Asynchronous Multi-Model Dynamic Federated Learning over Wireless Networks: Theory, Modeling, and Optimization
Zhan-Lun Chang, Seyyedali Hosseinalipour, Mung Chiang, Christopher G. Brinton
TL;DR
This work addresses the challenge of performing asynchronous, multi-task federated learning over wireless networks with dynamic data statistics. It introduces DMA-FL, which uses scheduling tensors and rect functions to model device participation and data drift across tasks, and develops a convergence analysis linking these factors to learning performance. A joint resource allocation and device scheduling optimization is formulated and solved via relaxation and successive convex approximation to balance model quality and energy consumption, with convergence guarantees. Numerical experiments on MNIST, Fashion-MNIST, and SVHN demonstrate that DMA-FL achieves superior performance-energy tradeoffs compared to baseline asynchronous and synchronous FL methods, particularly under significant data drift and task heterogeneity.

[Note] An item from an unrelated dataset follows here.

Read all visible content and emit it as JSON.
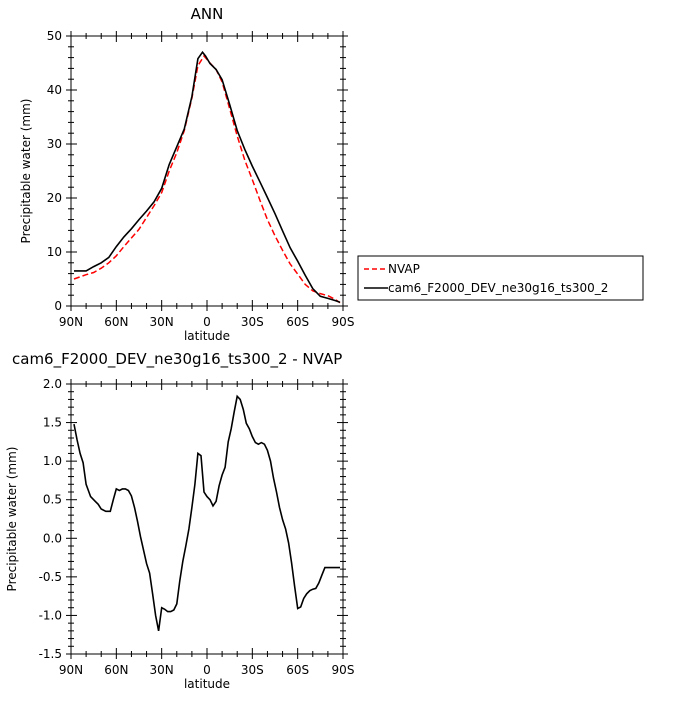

The approach offers a principled, scalable framework for deploying multi-task FL in practical edge networks, enabling responsive, energy-aware learning at scale.
Abstract
Federated learning (FL) has emerged as a key technique for distributed machine learning (ML). Most literature on FL has focused on ML model training for (i) a single task/model, with (ii) a synchronous scheme for updating model parameters, and (iii) a static data distribution setting across devices, which is often not realistic in practical wireless environments. To address this, we develop DMA-FL considering dynamic FL with multiple downstream tasks/models over an asynchronous model update architecture. We first characterize convergence via introducing scheduling tensors and rectangular functions to capture the impact of system parameters on learning performance. Our analysis sheds light on the joint impact of device training variables (e.g., number of local gradient descent steps), asynchronous scheduling decisions (i.e., when a device trains a task), and dynamic data drifts on the performance of ML training for different tasks. Leveraging these results, we formulate an optimization for jointly configuring resource allocation and device scheduling to strike an efficient trade-off between energy consumption and ML performance. Our solver for the resulting non-convex mixed integer program employs constraint relaxations and successive convex approximations with convergence guarantees. Through numerical experiments, we reveal that DMA-FL substantially improves the performance-efficiency tradeoff.